Mr. Nice Guy, a new album by John Stevens , available on iTunes now and on vinyl July 28

The 27-year-old John Stevens is old school. On his new album, “Mr. Nice Guy,” he’s a savior of the standards with his take on jazz, big band and swing. Stevens got his start singing Frank Sinatra for his grandparents when he was 4, was a finalist on the third season of “American Idol” when he was 16 and leveraged his fame to release multiple albums of covers. This is his first album of mostly original songs that track the turmoil of going in and out of love during the decade since “Idol.”

Mad Max: Fury Road , in theaters Friday

This is not your typical summer blockbuster.

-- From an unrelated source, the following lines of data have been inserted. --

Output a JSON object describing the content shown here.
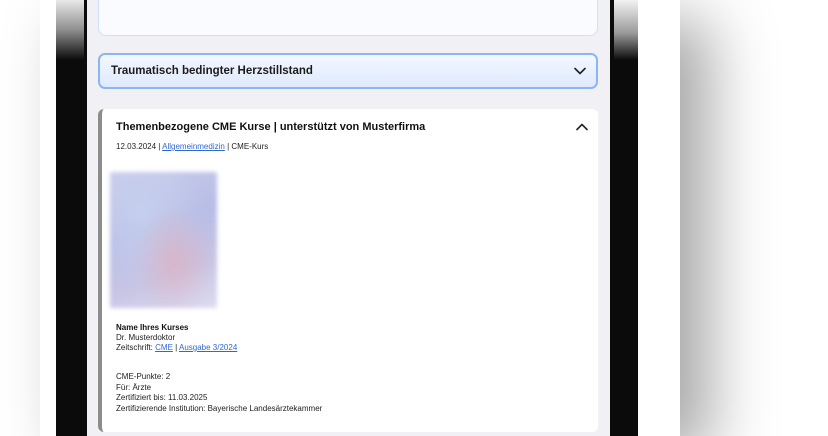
{
  "accordion_collapsed": {
    "title": "Traumatisch bedingter Herzstillstand"
  },
  "card": {
    "title": "Themenbezogene CME Kurse | unterstützt von Musterfirma",
    "date": "12.03.2024",
    "sep1": " | ",
    "category_link": "Allgemeinmedizin",
    "sep2": " | ",
    "type": "CME-Kurs",
    "course": {
      "name": "Name Ihres Kurses",
      "author": "Dr. Musterdoktor",
      "journal_label": "Zeitschrift: ",
      "journal_link": "CME",
      "journal_sep": " | ",
      "issue_link": "Ausgabe 3/2024"
    },
    "cme": {
      "points": "CME-Punkte: 2",
      "for": "Für: Ärzte",
      "certified_until": "Zertifiziert bis: 11.03.2025",
      "institution": "Zertifizierende Institution: Bayerische Landesärztekammer"
    }
  },
  "icons": {
    "collapsed_chevron": "chevron-down-icon",
    "expanded_chevron": "chevron-up-icon"
  },
  "colors": {
    "accent": "#8cb5f3",
    "link": "#2e68d6",
    "card_border": "#8c8c8c"
  }
}
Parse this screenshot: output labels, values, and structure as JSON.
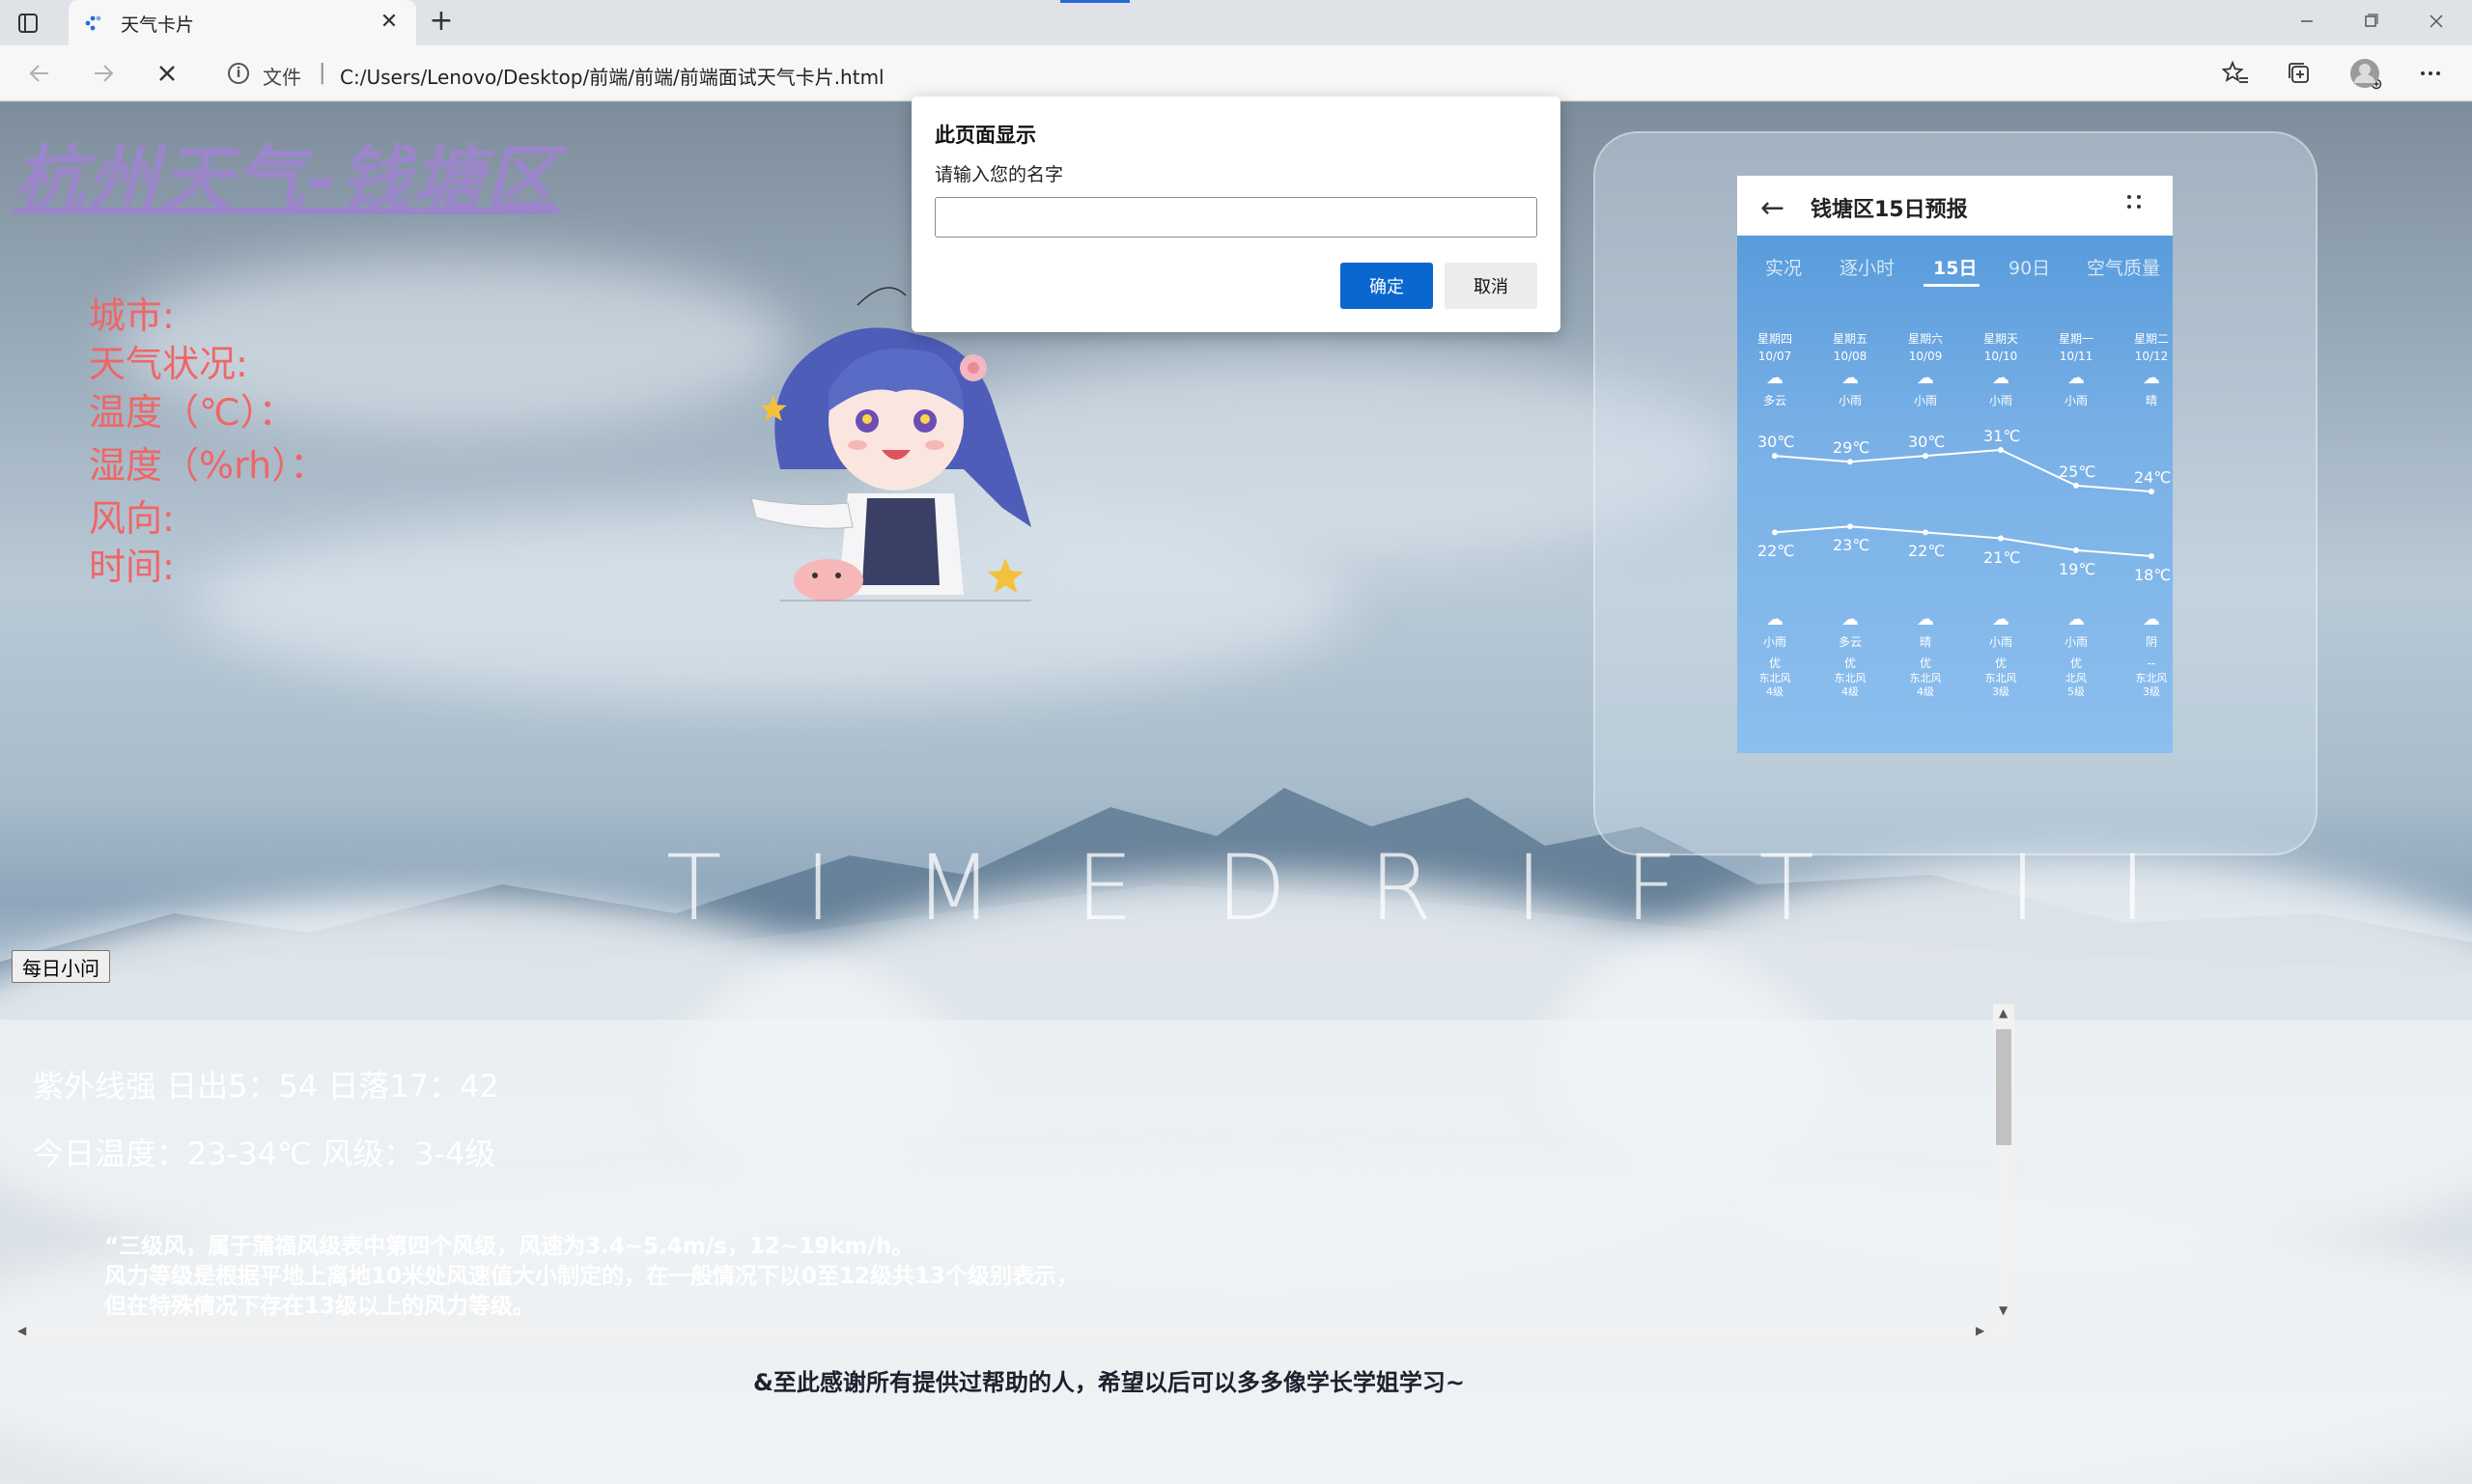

The long-anticipated fourth installment of the “Mad Max” series, directed by George Miller, pushes filmmaking forward with and without CG. Tom Hardy is Mad Max, who declares in the first moments of the movie that he’s a road warrior searching for a righteous cause, haunted by those he can’t protect. Then we’re introduced to Immortan Joe (Hugh Keays-Byrne), a dictator whose power is wrapped up in controlling the water supply of a citadel. He dispatches the imperator Furiosa (Charlize Theron) to go into the distant desert to fetch gas. But Furiosa goes rogue with a band of women and teams up with Mad Max. From there, the characters steer their rigs through a wasteland full of Joe’s demented bandits, who are eager to blow them up in the explosive war for resources.

Pitch Perfect 2 , in theaters Friday

The sequel to the 2012 original only sings when the Barden Bellas are singing. The movie opens with the national-champion a cappella group fumbling in front of the president and first lady when Fat Amy (Rebel Wilson) exposes herself while suspended by aerialist silks. Their university bars them from performing, but they gather guts around the campfire, singing Anna Kendrick’s “Cups,” and try to redeem themselves at the World Championships of A Cappella in Copenhagen. There they compete with their foes, Das Sound Machine, on and off stage, including a funny riff-off of 90s hip-hop jams. Despite the haphazard storytelling, the love of music comes through the whole time.